2026 01 25 : Le Mage du Kremlin – film

Giuliano da Empoli

Lorsque je vais soir un film tiré d’un livre, j’éprouve toujours la crainte qu’il ne soit pas au même niveau ; et presque toujours je me trompe et suis rassuré.

Je ne vais pas reprocher au réalisateur Olivier Assayas de mêler avec ambiguïté vérité historique et fiction pure, puisque c’est le livre Le Mage du Kremlin de Giuliano da Empoli paru en 2022 qui est ainsi conçu.

.

A tel titre qu’il se range lui-même dans la catégorie roman, qu’il a reçu plusieurs prix du roman, que sa phrase d’introduction est duale : « Ce roman est inspiré de faits et de personnages réels, à qui l’auteur a prêté une vie privée et des propos imaginaires. Il s’agit néanmoins d’une véritable histoire russe. »

Tout commence dans les années 1990 tandis que l’URSS s’effondre.
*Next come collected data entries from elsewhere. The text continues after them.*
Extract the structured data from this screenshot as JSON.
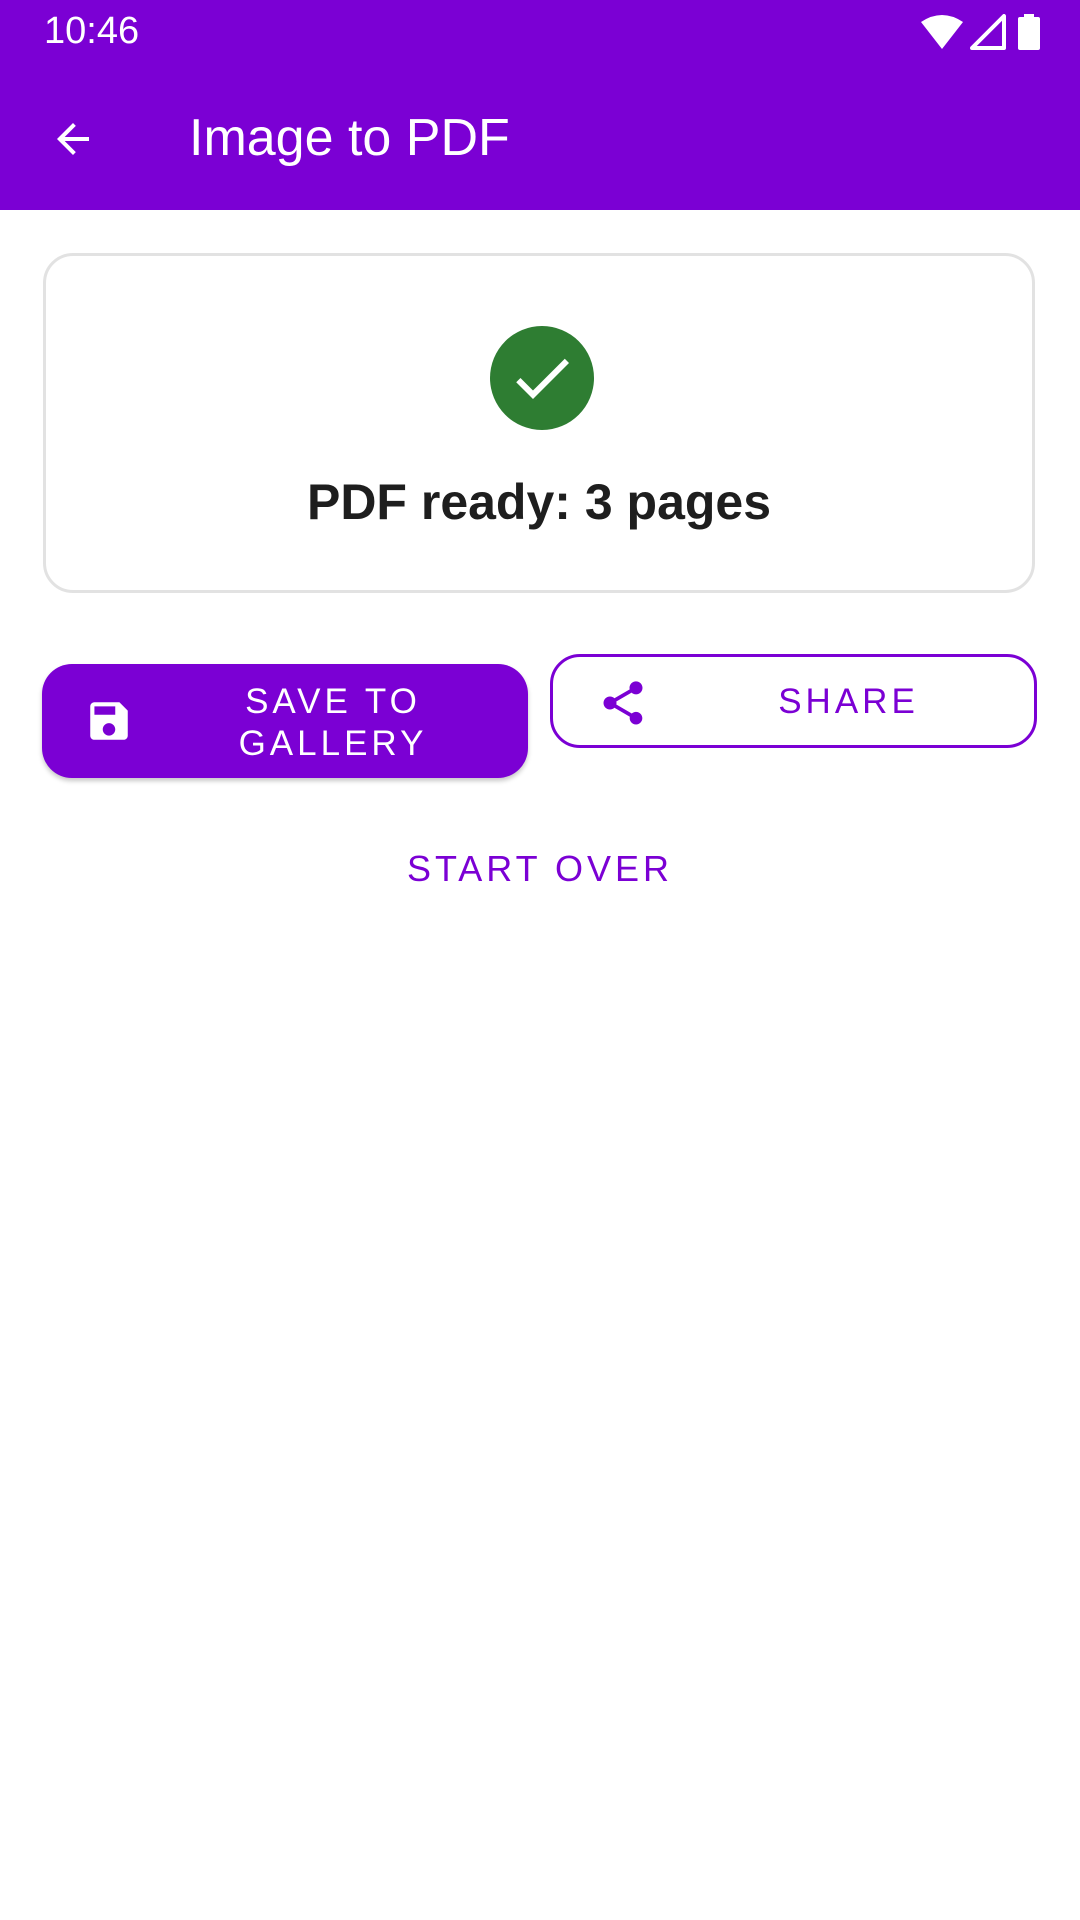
{
  "status_bar": {
    "time": "10:46",
    "icons": [
      "wifi-icon",
      "cellular-signal-icon",
      "battery-icon"
    ]
  },
  "app_bar": {
    "title": "Image to PDF",
    "back_icon": "arrow-back-icon"
  },
  "result": {
    "icon": "check-circle-icon",
    "message": "PDF ready: 3 pages"
  },
  "actions": {
    "save_label": "SAVE TO GALLERY",
    "save_icon": "floppy-disk-icon",
    "share_label": "SHARE",
    "share_icon": "share-icon",
    "start_over_label": "START OVER"
  },
  "colors": {
    "primary": "#7B00D4",
    "success": "#2E7D32",
    "text": "#1E1E1E",
    "card_border": "#E2E2E2"
  }
}
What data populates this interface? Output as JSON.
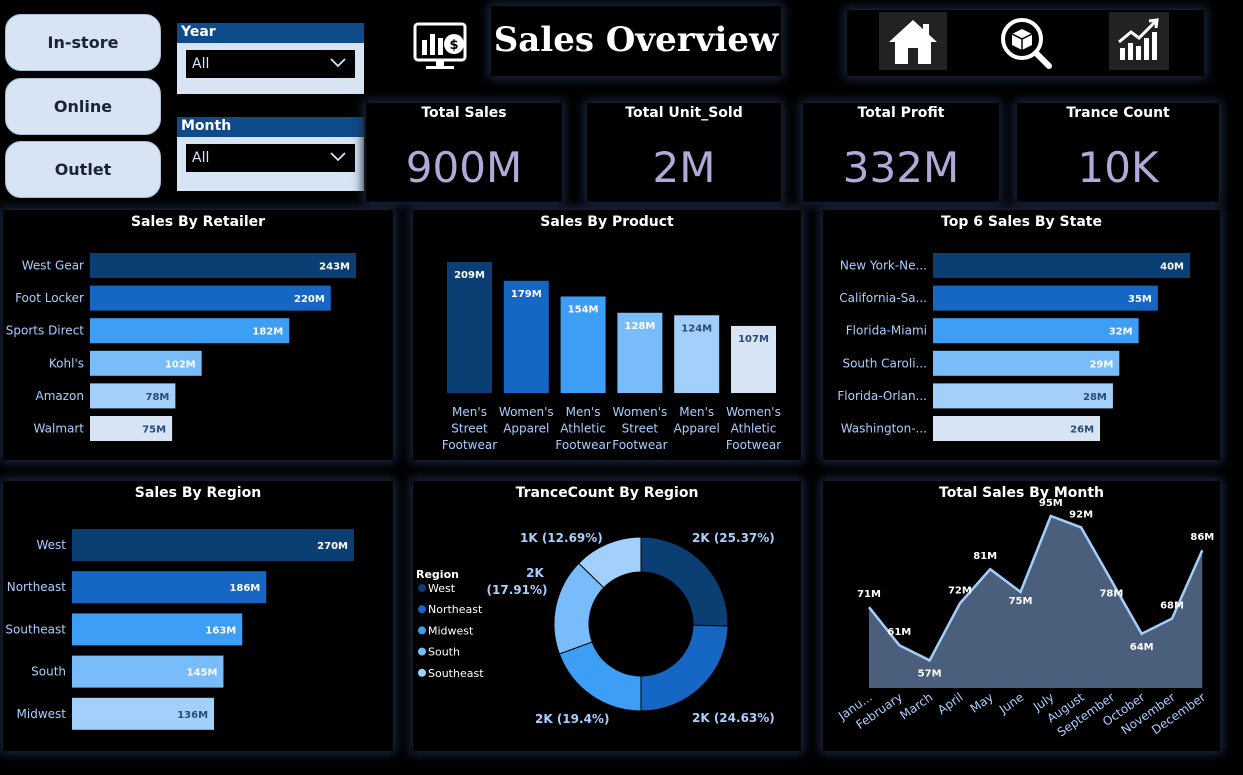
{
  "slicers": {
    "btn_instore": "In-store",
    "btn_online": "Online",
    "btn_outlet": "Outlet"
  },
  "filters": {
    "year": {
      "label": "Year",
      "value": "All"
    },
    "month": {
      "label": "Month",
      "value": "All"
    }
  },
  "header": {
    "title": "Sales Overview"
  },
  "nav": {
    "icons": [
      "home-icon",
      "search-package-icon",
      "growth-chart-icon"
    ]
  },
  "kpis": [
    {
      "label": "Total Sales",
      "value": "900M"
    },
    {
      "label": "Total Unit_Sold",
      "value": "2M"
    },
    {
      "label": "Total Profit",
      "value": "332M"
    },
    {
      "label": "Trance Count",
      "value": "10K"
    }
  ],
  "colors": {
    "c1": "#0b3f73",
    "c2": "#1666c4",
    "c3": "#3d9ef5",
    "c4": "#78bdfa",
    "c5": "#a3d0fb",
    "c6": "#d6e4f3",
    "label": "#a8cfff",
    "area": "#4b5e7c"
  },
  "chart_data": [
    {
      "id": "retailer",
      "type": "bar",
      "orientation": "horizontal",
      "title": "Sales By Retailer",
      "categories": [
        "West Gear",
        "Foot Locker",
        "Sports Direct",
        "Kohl's",
        "Amazon",
        "Walmart"
      ],
      "values": [
        243,
        220,
        182,
        102,
        78,
        75
      ],
      "labels": [
        "243M",
        "220M",
        "182M",
        "102M",
        "78M",
        "75M"
      ]
    },
    {
      "id": "product",
      "type": "bar",
      "orientation": "vertical",
      "title": "Sales By Product",
      "categories": [
        "Men's Street Footwear",
        "Women's Apparel",
        "Men's Athletic Footwear",
        "Women's Street Footwear",
        "Men's Apparel",
        "Women's Athletic Footwear"
      ],
      "values": [
        209,
        179,
        154,
        128,
        124,
        107
      ],
      "labels": [
        "209M",
        "179M",
        "154M",
        "128M",
        "124M",
        "107M"
      ]
    },
    {
      "id": "state",
      "type": "bar",
      "orientation": "horizontal",
      "title": "Top 6 Sales By State",
      "categories": [
        "New York-Ne...",
        "California-Sa...",
        "Florida-Miami",
        "South Caroli...",
        "Florida-Orlan...",
        "Washington-..."
      ],
      "values": [
        40,
        35,
        32,
        29,
        28,
        26
      ],
      "labels": [
        "40M",
        "35M",
        "32M",
        "29M",
        "28M",
        "26M"
      ]
    },
    {
      "id": "region",
      "type": "bar",
      "orientation": "horizontal",
      "title": "Sales By Region",
      "categories": [
        "West",
        "Northeast",
        "Southeast",
        "South",
        "Midwest"
      ],
      "values": [
        270,
        186,
        163,
        145,
        136
      ],
      "labels": [
        "270M",
        "186M",
        "163M",
        "145M",
        "136M"
      ]
    },
    {
      "id": "donut",
      "type": "pie",
      "title": "TranceCount By Region",
      "legend_title": "Region",
      "categories": [
        "West",
        "Northeast",
        "Midwest",
        "South",
        "Southeast"
      ],
      "values": [
        25.37,
        24.63,
        19.4,
        17.91,
        12.69
      ],
      "labels": [
        "2K (25.37%)",
        "2K (24.63%)",
        "2K (19.4%)",
        "2K",
        "1K (12.69%)"
      ],
      "sublabel": "(17.91%)"
    },
    {
      "id": "month",
      "type": "area",
      "title": "Total Sales By Month",
      "categories": [
        "Janu...",
        "February",
        "March",
        "April",
        "May",
        "June",
        "July",
        "August",
        "September",
        "October",
        "November",
        "December"
      ],
      "values": [
        71,
        61,
        57,
        72,
        81,
        75,
        95,
        92,
        78,
        64,
        68,
        86
      ],
      "labels": [
        "71M",
        "61M",
        "57M",
        "72M",
        "81M",
        "75M",
        "95M",
        "92M",
        "78M",
        "64M",
        "68M",
        "86M"
      ]
    }
  ]
}
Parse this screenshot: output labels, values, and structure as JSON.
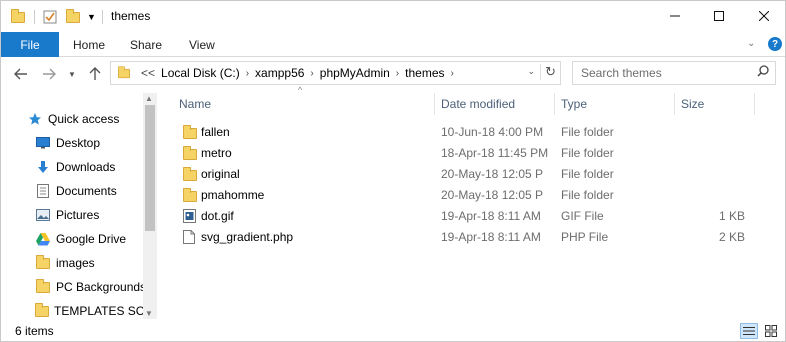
{
  "window": {
    "title": "themes"
  },
  "ribbon": {
    "tabs": [
      "File",
      "Home",
      "Share",
      "View"
    ],
    "help": "?"
  },
  "address": {
    "overflow": "<<",
    "crumbs": [
      "Local Disk (C:)",
      "xampp56",
      "phpMyAdmin",
      "themes"
    ]
  },
  "search": {
    "placeholder": "Search themes"
  },
  "nav": {
    "items": [
      {
        "label": "Quick access",
        "icon": "star-icon",
        "pinned": false
      },
      {
        "label": "Desktop",
        "icon": "desktop-icon",
        "pinned": true
      },
      {
        "label": "Downloads",
        "icon": "download-arrow-icon",
        "pinned": true
      },
      {
        "label": "Documents",
        "icon": "documents-icon",
        "pinned": true
      },
      {
        "label": "Pictures",
        "icon": "pictures-icon",
        "pinned": true
      },
      {
        "label": "Google Drive",
        "icon": "google-drive-icon",
        "pinned": true
      },
      {
        "label": "images",
        "icon": "folder-icon",
        "pinned": false
      },
      {
        "label": "PC Backgrounds",
        "icon": "folder-icon",
        "pinned": false
      },
      {
        "label": "TEMPLATES SCR",
        "icon": "folder-icon",
        "pinned": false
      }
    ]
  },
  "columns": {
    "name": "Name",
    "date": "Date modified",
    "type": "Type",
    "size": "Size"
  },
  "files": [
    {
      "name": "fallen",
      "date": "10-Jun-18 4:00 PM",
      "type": "File folder",
      "size": "",
      "icon": "folder-icon"
    },
    {
      "name": "metro",
      "date": "18-Apr-18 11:45 PM",
      "type": "File folder",
      "size": "",
      "icon": "folder-icon"
    },
    {
      "name": "original",
      "date": "20-May-18 12:05 P",
      "type": "File folder",
      "size": "",
      "icon": "folder-icon"
    },
    {
      "name": "pmahomme",
      "date": "20-May-18 12:05 P",
      "type": "File folder",
      "size": "",
      "icon": "folder-icon"
    },
    {
      "name": "dot.gif",
      "date": "19-Apr-18 8:11 AM",
      "type": "GIF File",
      "size": "1 KB",
      "icon": "image-file-icon"
    },
    {
      "name": "svg_gradient.php",
      "date": "19-Apr-18 8:11 AM",
      "type": "PHP File",
      "size": "2 KB",
      "icon": "file-icon"
    }
  ],
  "status": {
    "count": "6 items"
  },
  "colors": {
    "accent": "#1979ca",
    "folder": "#f6d365",
    "header_text": "#4c607a"
  }
}
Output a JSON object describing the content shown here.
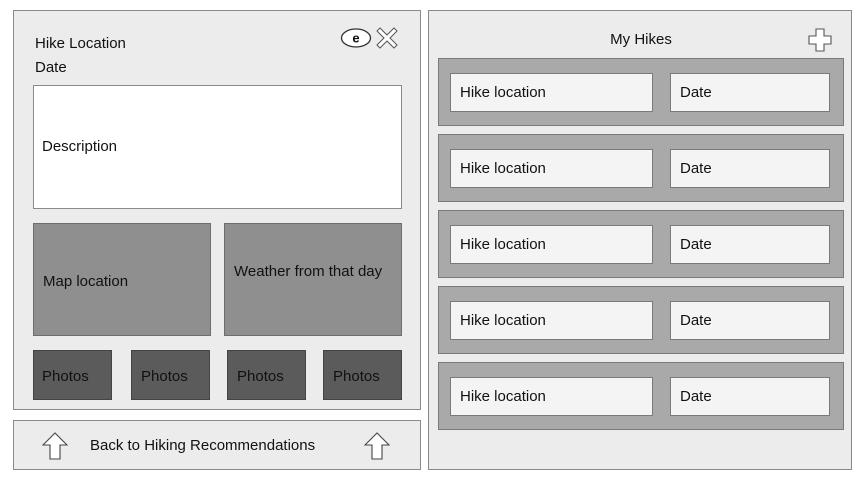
{
  "detail": {
    "hike_location": "Hike Location",
    "date": "Date",
    "edit_icon_letter": "e",
    "description": "Description",
    "map_location": "Map location",
    "weather": "Weather from that day",
    "photos": [
      "Photos",
      "Photos",
      "Photos",
      "Photos"
    ]
  },
  "back_button": {
    "label": "Back to Hiking Recommendations"
  },
  "my_hikes": {
    "title": "My Hikes",
    "rows": [
      {
        "location": "Hike location",
        "date": "Date"
      },
      {
        "location": "Hike location",
        "date": "Date"
      },
      {
        "location": "Hike location",
        "date": "Date"
      },
      {
        "location": "Hike location",
        "date": "Date"
      },
      {
        "location": "Hike location",
        "date": "Date"
      }
    ]
  },
  "icons": {
    "edit": "edit-icon",
    "close": "close-icon",
    "add": "plus-icon",
    "up_arrow": "up-arrow-icon"
  },
  "colors": {
    "panel": "#ececec",
    "map_box": "#8f8f8f",
    "photo_box": "#5b5b5b",
    "row_band": "#a9a9a9"
  }
}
Gorbatchev écarté, ce sont les années de chaos de l’ivrogne Boris Eltsine.

Dans ce tumulte, un artiste-producteur de télé Vadim Alexeïevitch Baranov (Paul Dano) docile second de l’oligarque Boris Berezovsky (Will Keen) devient par hasard le conseiller occulte, imperturbable voire impavide, d’un quelconque agent du KGB : Vladimir Poutine (Jude Law).

Très vite, Baranov (qui aurait été dans la vraie vie le conseiller Vladislav Sourkov) devient un élément essentiel dans les arcanes du pouvoir absolu russe, façonnant magistralement discours, images, perception du nouveau tsar et donc contrôlant de nombreux comparses, complices et zélotes de Poutine puis obtenant des fonctions officielles de haut niveau.

Mais une femme libre, Ksenia (Alicia Vikander) échappe à cette domination…

Alors quinze ans plus tard, après s’être retiré ou avoir été évincé, Baranov parle et révèle (une partie de) ce qu’il sait.

S’agissant d’un film d’Olivier Assayas il est presque superflu d’indiquer qu’il est impeccablement casté, réalisé, photographié, cadré, monté.